Despite being King of England for 14 years (1052-1066), and becoming a saint in 1161, after which date he became known as Edward the Confessor, the early life of Edward remains aggravatingly obscure, shrouded in the myth-making which followed the Norman Conquest and his later canonisation. It seems clear, however, that his accession to the throne was popular, particularly as he was preceded by his unpopular high-taxing half-brother Harthacanute, described brusquely in the Anglo-Saxon Chronicle as having ‘never accomplished anything kingly’. Edward, according to the Chronicle, was a highly popular successor with the people of London, who acclaimed him as king before Harthacanute was buried.
As was the case with Scotland, which also enjoyed unusual peace in the early 1050s, thanks to Macbeth (see 1050: Macbeth goes on a pilgrimage and meets Pope Leo IX), there were many eyes on the throne. The English throne also enjoyed a special prestige: in an era of fast-risen freebooters, men who were often barely a sword’s length away from the family cowshed, the English crown shone as the symbol of a dynasty that reached back into the 6th century, almost to the twilight of the Roman Empire, a dynasty which included such heroes as Alfred the Great in its line. To follow as king in that ancient succession was to achieve glory indeed.
Around about 1052, Edward received a visit from William the Bastard, ruler of Normandy since 1045. We have no record of the meeting, which may have been in the previous year, and there has never been any independent confirmation of William’s claim – a claim made much later, in 1066 after Edward’s death – that Edward had named him his successor. Though the claim seems farfetched, it is certainly the case that Norman influence was growing in England under Edward’s reign. Not long before William’s visit, after a group of Normans were killed in a brawl at Dover, Edward, in an unsaintly gesture, had ordered Earl Godwin to punish the people of Dover. Godwin refused to attack his fellow Saxons and was exiled. Thus we do know that Edward could favour Normans, and Normans made good allies. Dangerous allies of course, but no more or less trustworthy than Saxon allies. It is often forgotten that there were already Norman settlers in England. including some clergy, and indeed Edward’s own Norman nephew, the Earl of Hereford, who was to become better known under the wonderful name of Ralph the Timid after his knights failed to break a Saxon shield wall (Ralph built the first castles in England).

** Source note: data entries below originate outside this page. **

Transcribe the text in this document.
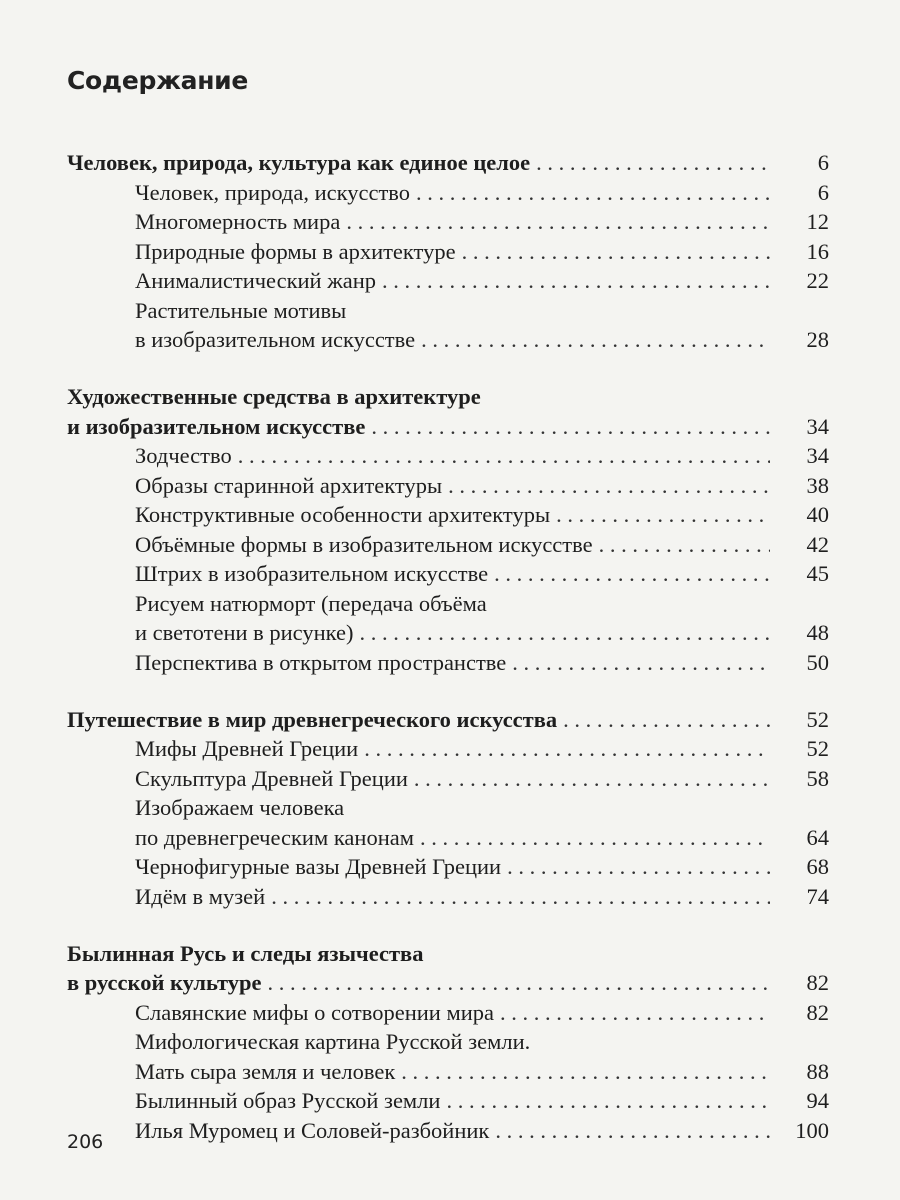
Содержание
Человек, природа, культура как единое целое . . .	6
Человек, природа, искусство . . .	6
Многомерность мира . . .	12
Природные формы в архитектуре . . .	16
Анималистический жанр . . .	22
Растительные мотивы
в изобразительном искусстве . . .	28
Художественные средства в архитектуре
и изобразительном искусстве . . .	34
Зодчество . . .	34
Образы старинной архитектуры . . .	38
Конструктивные особенности архитектуры . . .	40
Объёмные формы в изобразительном искусстве . . .	42
Штрих в изобразительном искусстве . . .	45
Рисуем натюрморт (передача объёма
и светотени в рисунке) . . .	48
Перспектива в открытом пространстве . . .	50
Путешествие в мир древнегреческого искусства . . .	52
Мифы Древней Греции . . .	52
Скульптура Древней Греции . . .	58
Изображаем человека
по древнегреческим канонам . . .	64
Чернофигурные вазы Древней Греции . . .	68
Идём в музей . . .	74
Былинная Русь и следы язычества
в русской культуре . . .	82
Славянские мифы о сотворении мира . . .	82
Мифологическая картина Русской земли.
Мать сыра земля и человек . . .	88
Былинный образ Русской земли . . .	94
Илья Муромец и Соловей-разбойник . . .	100
206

Edward died in a fog of claim and counter claim. Godwin’s son Harold of Wessex claimed that Edward had nominated him on his deathbed, William got the Pope’s approval for his story of the 1052 meeting. William also claimed that Harold – while a ‘guest’ of William’s after being shipwrecked – had sworn to support the Norman’s claim.
What Happened Next
Edward died in January 1066, William invaded on 28 September, just three days after Harold destroyed a large Norwegian army led by their giant king Harald Hardrada at Stamford Bridge (on being told that Harald came to conquer England, Harold promised him seven feet of soil, a promise he kept). This was to be the last Viking invasion of England. Harold advanced south, bringing his exhausted forces into battle at Hastings on 14 October. The fight was a close one but ended with Harold’s death. William was crowned King of England on Christmas Day. The consequences of the Norman Conquest are much debated, but it seems perverse to see an event that brought so much destruction as anything but a catastrophe. Subsequent English rebellions were crushed with the utmost severity, During the ‘Harrying of the North’ in 1069-70, William’s forces slaughtered everything they could from the Humber to the Tyne, and some historians estimate that over England as a whole, in the period 1066-1075, perhaps a fifth of the population died.
The Bayeux Tapestry (which was likely completed in the late 1070s, and is actually an embroidery rather than a tapestry), was probably commissioned by William’s half-brother Bishop Odo. Formerly seen as a fairly uncomplicated piece of Norman propaganda, it is now seen as a much more complex work with hidden meanings. it was probably in fact made in England by English seamstresses, and the scene depicting a mother and her child fleeing a house being burned by Norman soldiers, is an odd scene for a work supposedly celebrating the Conquest. The Tapestry does not show Edward and William meeting: instead Harold is dispatched by Edward to tell William that he has been chosen by Edward as the next king of England: Harold is then depicted as a brave ally of William’s – in one scene he pulls two Norman knights from quicksand – and in another scene he is shown making an oath over a saint’s relics.
Whatever the oath may have been, the stories within the Bayeux Tapestry are clearly open to interpretation.